Jelajah Museum Tua yang Keren
Museum Geologi Bandung masuk dalam cagar budaya. Gedung museum ini dibangun tahun 1928-1929 dengan arsitek Ir. Menalda van Schouwenburg. Tak heran gedung ini megah dan artistik.
Dari prasasti yang ada di gedung, gedung yang dulunya berfungsi sebagai labotatorium geologi ini mulai dipakai 16 Mei 1929. Karenanya, sudah berusia 94 tahun. Sedikit lagi menuju 100 tahun!
Meskipun sudah tua, tapi gedung museum Geologi sangat-sangat terawat. Awalnya saya membayangkan museum menempati bangunan tua, pengap, tidak terawat, dan kusam. Benar-benar kejutan manis!
Lalu bagaimana isi di dalamnya? Sama seperti luarnya, di dalam gedung sangat bersih, pencahayaan sangat baik, koleksi tertata dengan baik, dan petunjuk atau keterangan juga jelas. Karena itulah, saya melihat beberapa anak muda gen Z berpose di dalam museum. Banyak spot instagramabel loh disini.
Jelajah Isi Museum
Tepat di pintu masuk, kita akan disambut dengan fosil gajah Blora. Ruang pamer museum dibagi menjadi 4 : Sejarah kehidupan, Geologi di Indonesia, Manfaat dan Bencana Geologi, dan Sumber Daya Geologi.
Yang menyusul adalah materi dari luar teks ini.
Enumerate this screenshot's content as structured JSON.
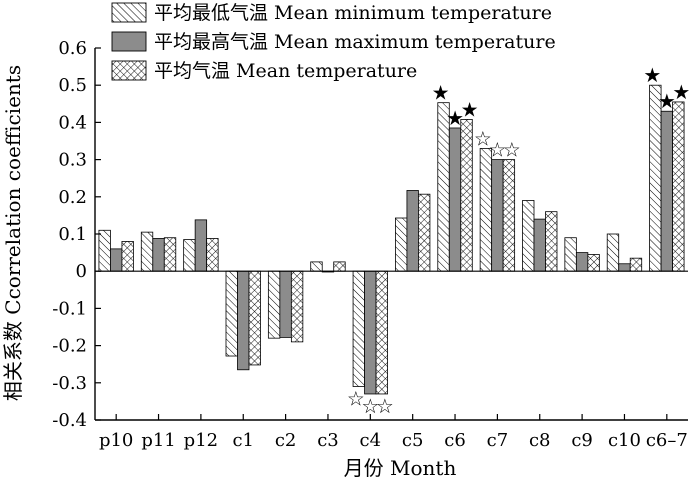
{
  "chart_data": {
    "type": "bar",
    "xlabel": "月份 Month",
    "ylabel": "相关系数 Ccorrelation coefficients",
    "ylim": [
      -0.4,
      0.6
    ],
    "yticks": [
      -0.4,
      -0.3,
      -0.2,
      -0.1,
      0,
      0.1,
      0.2,
      0.3,
      0.4,
      0.5,
      0.6
    ],
    "ytick_labels": [
      "-0.4",
      "-0.3",
      "-0.2",
      "-0.1",
      "0",
      "0.1",
      "0.2",
      "0.3",
      "0.4",
      "0.5",
      "0.6"
    ],
    "categories": [
      "p10",
      "p11",
      "p12",
      "c1",
      "c2",
      "c3",
      "c4",
      "c5",
      "c6",
      "c7",
      "c8",
      "c9",
      "c10",
      "c6–7"
    ],
    "legend_position": "top-left",
    "series": [
      {
        "name": "平均最低气温 Mean minimum temperature",
        "pattern": "diagonal-hatch",
        "values": [
          0.11,
          0.105,
          0.085,
          -0.228,
          -0.18,
          0.025,
          -0.31,
          0.143,
          0.453,
          0.33,
          0.19,
          0.09,
          0.1,
          0.5
        ],
        "markers": [
          null,
          null,
          null,
          null,
          null,
          null,
          "hollow-star",
          null,
          "solid-star",
          "hollow-star",
          null,
          null,
          null,
          "solid-star"
        ]
      },
      {
        "name": "平均最高气温 Mean maximum temperature",
        "pattern": "solid-gray",
        "color": "#8c8c8c",
        "values": [
          0.06,
          0.088,
          0.138,
          -0.265,
          -0.178,
          0.0,
          -0.33,
          0.217,
          0.385,
          0.3,
          0.14,
          0.05,
          0.02,
          0.43
        ],
        "markers": [
          null,
          null,
          null,
          null,
          null,
          null,
          "hollow-star",
          null,
          "solid-star",
          "hollow-star",
          null,
          null,
          null,
          "solid-star"
        ]
      },
      {
        "name": "平均气温 Mean temperature",
        "pattern": "cross-hatch",
        "values": [
          0.08,
          0.09,
          0.088,
          -0.252,
          -0.19,
          0.025,
          -0.33,
          0.207,
          0.408,
          0.3,
          0.16,
          0.045,
          0.035,
          0.455
        ],
        "markers": [
          null,
          null,
          null,
          null,
          null,
          null,
          "hollow-star",
          null,
          "solid-star",
          "hollow-star",
          null,
          null,
          null,
          "solid-star"
        ]
      }
    ]
  }
}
Pertama kali yang kami kunjungi adalah ruang pamer Geologi Indonesia. Setelah itu kami naik ke atas mengunjungi ruang pamer Manfaat dan Bencana Geologi dan Sumber Daya Geologi. Terakhir, kami turun ke bawah mengunjungi ruang pamer Sejarah Kehidupan lalu pulang.
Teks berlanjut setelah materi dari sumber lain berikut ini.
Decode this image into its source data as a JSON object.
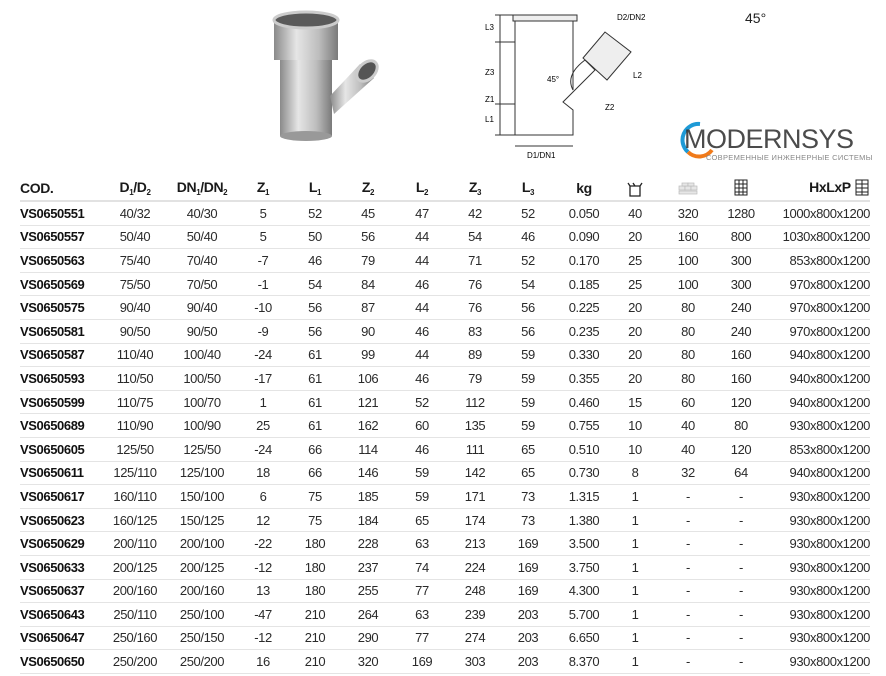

Sebenarnya, si Sulung sempat tidak suka ke museum ini. "Untuk apa lihat batu? Kirain museum zoologi, ternyata geologi, " Hmmm... ya sudah saya tidak paksa tapi akhirnya mau ikut. Tapi sesudah melihat aneka bebatuan yang banyak jenis sepertinya dia mulai tertarik.
Ya, sumber geologi di Indonesia ternyata beragam dan unik. Aneka bebatuan ditemukan di alam Indonesia dan tersebar di seluruh nusantara.
Pernah dengar batu satam? Batu yang menjadi ikon kota Tanjung Pandan, Belitong. Batu meteorit ini berikut penjelasan lengkapnya bisa ditemukan di museum Geologi, Bandung.
Selain bebatuan yang ditemukan di Indonesia, ada juga ragam batu yang ada di luar negeri.
Berkeliling museum ini tidak membosankan. Ruangan sudah berpendingin sehingga nyaman. Museum juga sudah modern. Banyak alat peraga berupa monitor video. Beberapa keterangan berupa display yang menarik.
Bukan hanya tentang batu, tapi geologi juga membahas tentang sumber daya mineral lain seperti logam, nikel, minyak bumi, dan seterusnya. Disini kita bisa menggali semua informasi.
Selain itu juga dilengkapi tentang proses, dampak, dan kemanfaatan bencana alam. Misalnya, letusan gunung api, tsunami, lempeng tektonik dan lain-lain. Pokoknya lengkap.
Di akhir kunjungan, kami lebih banyak bercanda karena mengunjungi area Sejarah Kehidupan. Mungkin karena lebih ringan dan tidak terlalu serius. Di area ini pun, sejarah kehidupan dikupas habis lewat benda-benda temuan, diorama, dan info geografik yang ada.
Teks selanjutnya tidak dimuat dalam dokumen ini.